The Supreme Court announced on Friday that it has set June 12 as the deadline for the challengers of President Donald Trump’s travel ban to file their responses.
On Thursday night, the Trump administration appealed a ruling of the 4th Circuit Court blocking implementation of the temporary travel ban as likely unconstitutional on the grounds of religious discrimination.
The 4th Circuit ruled Trump’s executive order contained “vague words of national security” but that its context “drips with religious intolerance, animus and discrimination.”
The court cited presidential candidate Trump’s statements calling for a full ban on Muslim immigration into the country as grounds for its findings.
“Then-candidate Trump’s campaign statements reveal that on numerous occasions he expressed anti-Muslim sentiment, and well as his intent, if elected, to ban Muslims from the United States,” the 4th Circuit wrote in its ruling.
Trump’s position on the matter changed during the course of the campaign from calling for a temporary ban on Muslims immigrating and traveling to the United States to later focusing on just those countries with known terrorist activities against the United States or its allies.

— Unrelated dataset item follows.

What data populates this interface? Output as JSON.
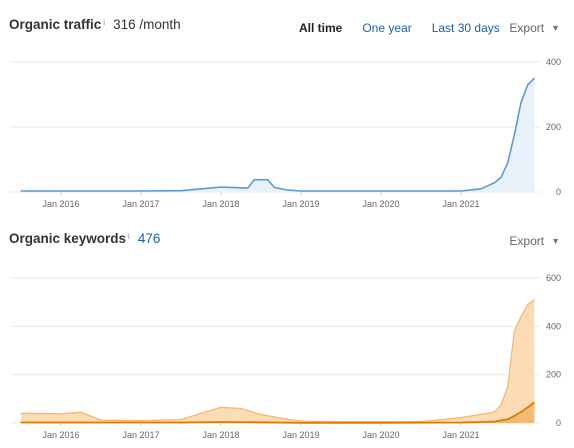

The president issued an executive order shortly after taking office which called for a temporary ban on immigration and travel from seven majority-Muslim countries, which the 9th Circuit blocked from being implemented in February.

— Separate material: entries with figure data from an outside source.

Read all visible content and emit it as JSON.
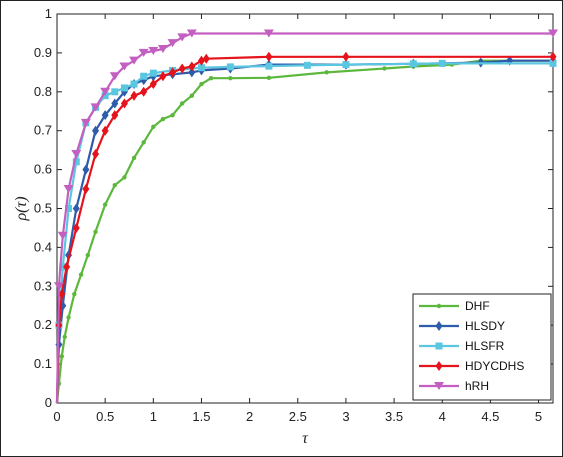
{
  "chart_data": {
    "type": "line",
    "xlabel": "τ",
    "ylabel": "ρ(τ)",
    "xlim": [
      0,
      5.15
    ],
    "ylim": [
      0,
      1
    ],
    "x_ticks": [
      "0",
      "0.5",
      "1",
      "1.5",
      "2",
      "2.5",
      "3",
      "3.5",
      "4",
      "4.5",
      "5"
    ],
    "y_ticks": [
      "0",
      "0.1",
      "0.2",
      "0.3",
      "0.4",
      "0.5",
      "0.6",
      "0.7",
      "0.8",
      "0.9",
      "1"
    ],
    "grid": false,
    "legend_position": "bottom-right",
    "series": [
      {
        "name": "DHF",
        "color": "#5cb83c",
        "marker": "dot",
        "points": [
          [
            0,
            0
          ],
          [
            0.02,
            0.05
          ],
          [
            0.05,
            0.12
          ],
          [
            0.08,
            0.17
          ],
          [
            0.12,
            0.22
          ],
          [
            0.18,
            0.28
          ],
          [
            0.25,
            0.33
          ],
          [
            0.32,
            0.38
          ],
          [
            0.4,
            0.44
          ],
          [
            0.5,
            0.51
          ],
          [
            0.6,
            0.56
          ],
          [
            0.7,
            0.58
          ],
          [
            0.8,
            0.63
          ],
          [
            0.9,
            0.67
          ],
          [
            1.0,
            0.71
          ],
          [
            1.1,
            0.73
          ],
          [
            1.2,
            0.74
          ],
          [
            1.3,
            0.77
          ],
          [
            1.4,
            0.79
          ],
          [
            1.5,
            0.82
          ],
          [
            1.6,
            0.835
          ],
          [
            1.8,
            0.835
          ],
          [
            2.2,
            0.836
          ],
          [
            2.8,
            0.85
          ],
          [
            3.4,
            0.86
          ],
          [
            3.7,
            0.865
          ],
          [
            4.1,
            0.87
          ],
          [
            4.4,
            0.88
          ],
          [
            5.15,
            0.88
          ]
        ]
      },
      {
        "name": "HLSDY",
        "color": "#2e5caa",
        "marker": "diamond",
        "points": [
          [
            0,
            0
          ],
          [
            0.02,
            0.15
          ],
          [
            0.06,
            0.25
          ],
          [
            0.12,
            0.38
          ],
          [
            0.2,
            0.5
          ],
          [
            0.3,
            0.6
          ],
          [
            0.4,
            0.7
          ],
          [
            0.5,
            0.74
          ],
          [
            0.6,
            0.77
          ],
          [
            0.7,
            0.8
          ],
          [
            0.8,
            0.82
          ],
          [
            0.9,
            0.83
          ],
          [
            1.0,
            0.84
          ],
          [
            1.2,
            0.845
          ],
          [
            1.4,
            0.85
          ],
          [
            1.5,
            0.855
          ],
          [
            1.8,
            0.86
          ],
          [
            2.2,
            0.87
          ],
          [
            3.0,
            0.87
          ],
          [
            3.7,
            0.872
          ],
          [
            4.4,
            0.875
          ],
          [
            4.7,
            0.88
          ],
          [
            5.15,
            0.88
          ]
        ]
      },
      {
        "name": "HLSFR",
        "color": "#5bc6e0",
        "marker": "square",
        "points": [
          [
            0,
            0
          ],
          [
            0.02,
            0.2
          ],
          [
            0.06,
            0.35
          ],
          [
            0.12,
            0.5
          ],
          [
            0.2,
            0.62
          ],
          [
            0.3,
            0.72
          ],
          [
            0.4,
            0.76
          ],
          [
            0.5,
            0.79
          ],
          [
            0.6,
            0.8
          ],
          [
            0.7,
            0.81
          ],
          [
            0.8,
            0.82
          ],
          [
            0.9,
            0.84
          ],
          [
            1.0,
            0.848
          ],
          [
            1.2,
            0.855
          ],
          [
            1.5,
            0.862
          ],
          [
            1.8,
            0.864
          ],
          [
            2.2,
            0.866
          ],
          [
            2.6,
            0.868
          ],
          [
            3.0,
            0.87
          ],
          [
            3.7,
            0.872
          ],
          [
            4.0,
            0.873
          ],
          [
            5.15,
            0.873
          ]
        ]
      },
      {
        "name": "HDYCDHS",
        "color": "#e5131b",
        "marker": "diamond",
        "points": [
          [
            0,
            0
          ],
          [
            0.02,
            0.2
          ],
          [
            0.05,
            0.28
          ],
          [
            0.1,
            0.35
          ],
          [
            0.2,
            0.45
          ],
          [
            0.3,
            0.55
          ],
          [
            0.4,
            0.64
          ],
          [
            0.5,
            0.7
          ],
          [
            0.6,
            0.74
          ],
          [
            0.7,
            0.77
          ],
          [
            0.8,
            0.79
          ],
          [
            0.9,
            0.8
          ],
          [
            1.0,
            0.82
          ],
          [
            1.1,
            0.84
          ],
          [
            1.2,
            0.85
          ],
          [
            1.3,
            0.86
          ],
          [
            1.4,
            0.865
          ],
          [
            1.5,
            0.88
          ],
          [
            1.55,
            0.885
          ],
          [
            2.2,
            0.89
          ],
          [
            3.0,
            0.89
          ],
          [
            5.15,
            0.89
          ]
        ]
      },
      {
        "name": "hRH",
        "color": "#c35fc0",
        "marker": "triangle-down",
        "points": [
          [
            0,
            0
          ],
          [
            0.02,
            0.3
          ],
          [
            0.06,
            0.43
          ],
          [
            0.12,
            0.55
          ],
          [
            0.2,
            0.64
          ],
          [
            0.3,
            0.72
          ],
          [
            0.4,
            0.76
          ],
          [
            0.5,
            0.8
          ],
          [
            0.6,
            0.84
          ],
          [
            0.7,
            0.865
          ],
          [
            0.8,
            0.88
          ],
          [
            0.9,
            0.9
          ],
          [
            1.0,
            0.905
          ],
          [
            1.1,
            0.91
          ],
          [
            1.2,
            0.925
          ],
          [
            1.3,
            0.94
          ],
          [
            1.4,
            0.95
          ],
          [
            2.2,
            0.95
          ],
          [
            5.15,
            0.95
          ]
        ]
      }
    ]
  }
}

On the basis of that ruling, the Trump administration issued an updated executive order, which would ban immigration and travel for 90 days from Iran, Libya, Somalia, Sudan, Syria and Yemen.

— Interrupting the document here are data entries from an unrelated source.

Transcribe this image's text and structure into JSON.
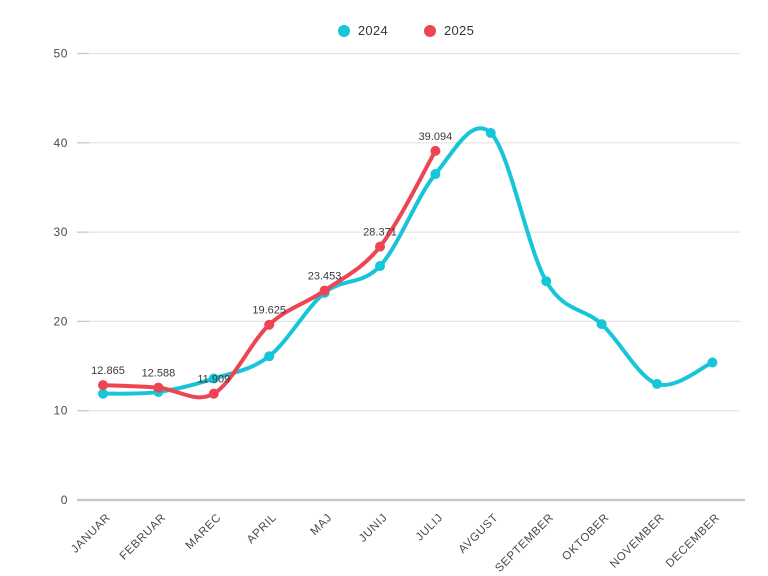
{
  "legend": {
    "items": [
      {
        "label": "2024"
      },
      {
        "label": "2025"
      }
    ]
  },
  "chart_data": {
    "type": "line",
    "categories": [
      "JANUAR",
      "FEBRUAR",
      "MAREC",
      "APRIL",
      "MAJ",
      "JUNIJ",
      "JULIJ",
      "AVGUST",
      "SEPTEMBER",
      "OKTOBER",
      "NOVEMBER",
      "DECEMBER"
    ],
    "series": [
      {
        "name": "2024",
        "color": "#16C5D8",
        "values": [
          11.9,
          12.1,
          13.6,
          16.1,
          23.2,
          26.2,
          36.5,
          41.1,
          24.5,
          19.7,
          13.0,
          15.4
        ],
        "point_labels": null
      },
      {
        "name": "2025",
        "color": "#ED4553",
        "values": [
          12.865,
          12.588,
          11.909,
          19.625,
          23.453,
          28.371,
          39.094
        ],
        "point_labels": [
          "12.865",
          "12.588",
          "11.909",
          "19.625",
          "23.453",
          "28.371",
          "39.094"
        ]
      }
    ],
    "ylabel": "",
    "xlabel": "",
    "title": "",
    "ylim": [
      0,
      50
    ],
    "yticks": [
      0,
      10,
      20,
      30,
      40,
      50
    ],
    "grid": true,
    "legend_position": "top",
    "colors": {
      "grid_line": "#e4e4e4",
      "zero_line": "#c9c9c9",
      "axis_text": "#4a4a4a",
      "data_label_text": "#3a3a3a"
    }
  }
}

The Trump administration argued at the 4th Circuit that campaign rhetoric should not being taken into account in ruling on the legality of the order.
“The president is not required to admit people from countries that sponsor or shelter terrorism, until he determines that they can be properly vetted and do not pose a security risk to the United States,” Justice Department spokesperson Sarah Isgur Flores said.
Acting Solicitor General Jeffery Wall said the 4th Circuit “failed to adhere to foundational legal rules” in its ruling to halt the temporary travel ban.
“The Constitution and acts of Congress confer on the president broad authority to suspend or restrict the entry of aliens outside the United States when he deems it in the nation’s interest,” Wall said.
Trump has pointed to federal statute 8 U.S.C. 1182(f), which grants the president the power, for the period of time he deems necessary, to “suspend the entry of all aliens or any class of aliens as immigrants or non-immigrants, or impose on the entry of aliens any restrictions he may deem to be appropriate” on the basis of his determination their entry would be “detrimental to the national interest.”